Pandoc is a piece of software that converts documents from one format to another. It natively handles a huge number of formats, and has good documentation. But what if you have some custom format that Pandoc doesn't natively handle?

Pandoc is extensible, and you can write custom readers and writers in Lua. But here, I didn't find the same level of documentation, and getting started was very difficult.

I was able to get generous personal help from one of the core developers; I don't know if I could have figured it out on my own. My hope is that this introduction can help you get to the point where the documentation makes sense, and allows you to independently construct custom filters and writers for Pandoc.

Understanding the AST

Pandoc parses all documents into an abstract syntax tree (AST); from there, the content can be filtered, and documents can be written in any format.

image

To understand how an AST works, it is easiest to take a look at one. Suppose we have a document that looks as follows:

image

If this document is written in LaTeX, for example (the whole point of pandoc is that the format doesn't matter—but download the LaTeX here to play along), the following command would yield the AST:

$ pandoc --from=latex --to=native silly.tex

And here it is:

1   [ Header
2       1
3       ( "a-silly-joke" , [] , [] )
4       [ Str "A" , Space , Str "Silly" , Space , Str "Joke" ]
5   , Para
6       [ Str "I\8217m"
7       , Space
8       , Span ( "" , [] , [] ) [ Strong [ Str "concerned" ] ]
9       , Space
10      , Str "for"
11      , Space
12      , Str "the"
13      , Space
14      , Str "calendar"
15      , Note
16          [ Para
17              [ Str "Its"
18              , Space
19              , Str "days"
20              , Space
21              , Str "are"
22              , Space
23              , Span ( "" , [] , [] ) [ Emph [ Str "numbered" ] ]
24              , Str "."
25              ]
26          ]
27      , Str "."
28      ]
29  ]

On line 1, we have the Header constructor. It is a level 1 header (line 2), and has a name assigned to it (line 3) as well as text (line 4). Note that the text consists of Str constructors—a separate string for each word—with Space constructors in between them.
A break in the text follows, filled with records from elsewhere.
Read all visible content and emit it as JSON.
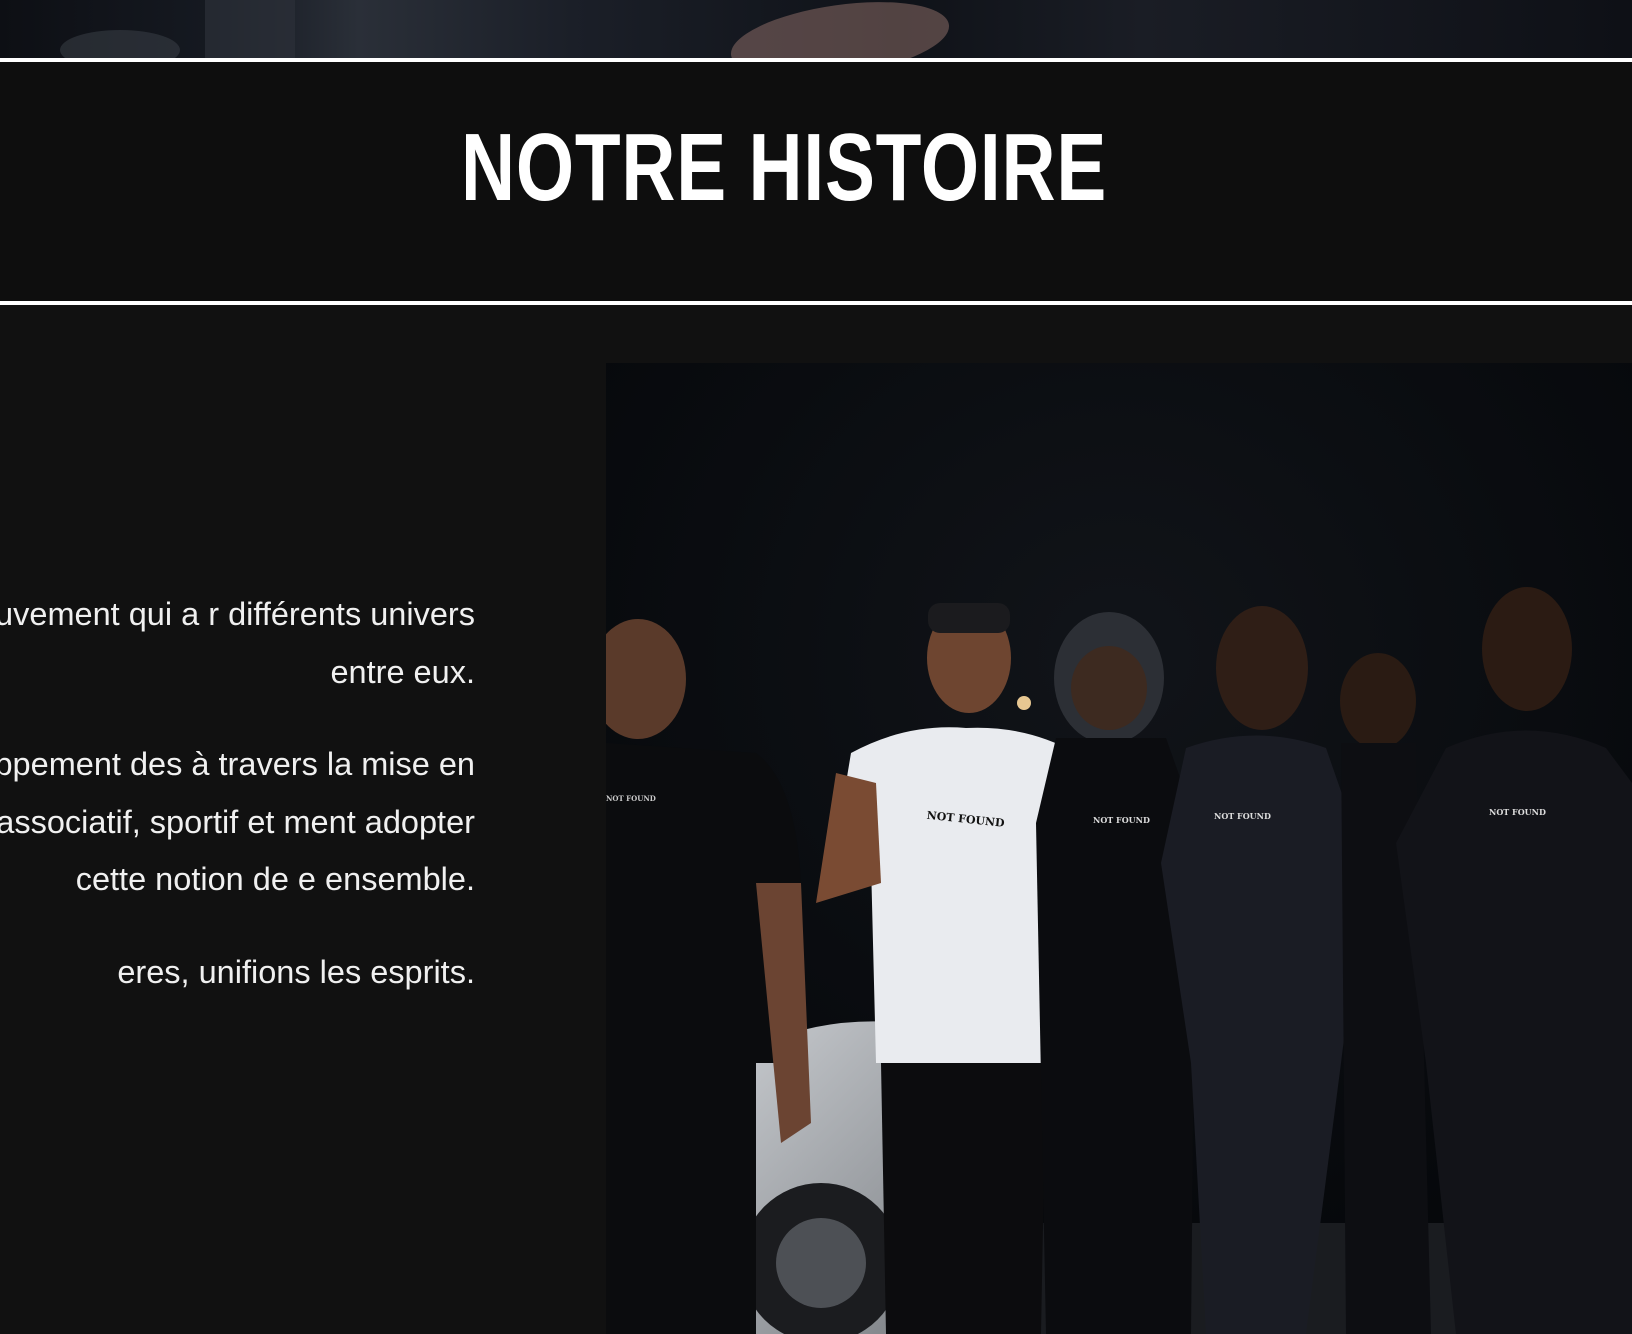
{
  "page": {
    "title": "NOTRE HISTOIRE"
  },
  "story": {
    "paragraphs": [
      "lity est un mouvement qui a r différents univers entre eux.",
      "sse au développement des à travers la mise en place iques, associatif, sportif et ment adopter cette notion de e ensemble.",
      "eres, unifions les esprits."
    ]
  },
  "photo": {
    "shirt_labels": [
      "NOT FOUND",
      "NOT FOUND",
      "NOT FOUND",
      "NOT FOUND",
      "NOT FOUND"
    ]
  },
  "colors": {
    "background": "#111111",
    "rule": "#ffffff",
    "text": "#f0f0f0"
  }
}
We then have the Para constructor for a paragraph on line 5. Inside the paragraph, the first string, "I'm", involves an apostrophe. Through the smart extension (it runs by default for LaTeX; don't worry about it right now), pandoc puts quotes and apostrophes in the appropriate directions with UTF-8 symbols. Note that 8217 is the decimal value of UTF-8 code for the symbol.

We then see a Span constructor on line 8, much like in HTML, encompassing formatted text. The formatting itself—the bold text—is given by the Strong constructor, acting on the string shown.

On line 15 we see the Note constructor for the footnote. The footnote is its own paragraph. The italics in the footnote are represented by the Emph constructor on line 23.

Filters

Suppose we want to change all header levels, setting them one higher than before. Checking with the Lua type reference, we find that Header has seven attributes: level, content, attr, indentifier, classes, attributes, and tag,t. Since we're trying to change the level, we want level, and the fact that its type is integer should make sense. At this point, we can write a file with the following contents:

function Header (h)
  h.level = h.level + 1
  return h
end

Save that file as headers.lua. Note that here, Header is a function, and its argument, h, is, in fact, a header. This can get confusing. What this filter does is it uses the function Header—the name is how it determines that this function operates on headers—to take in one header after another and change its level. To run this filter and examine the resulting modified AST, type the following:

$ pandoc --lua-filter headers.lua --from=latex --to=native silly.tex

The --lua-filter flag can also be applied as -L.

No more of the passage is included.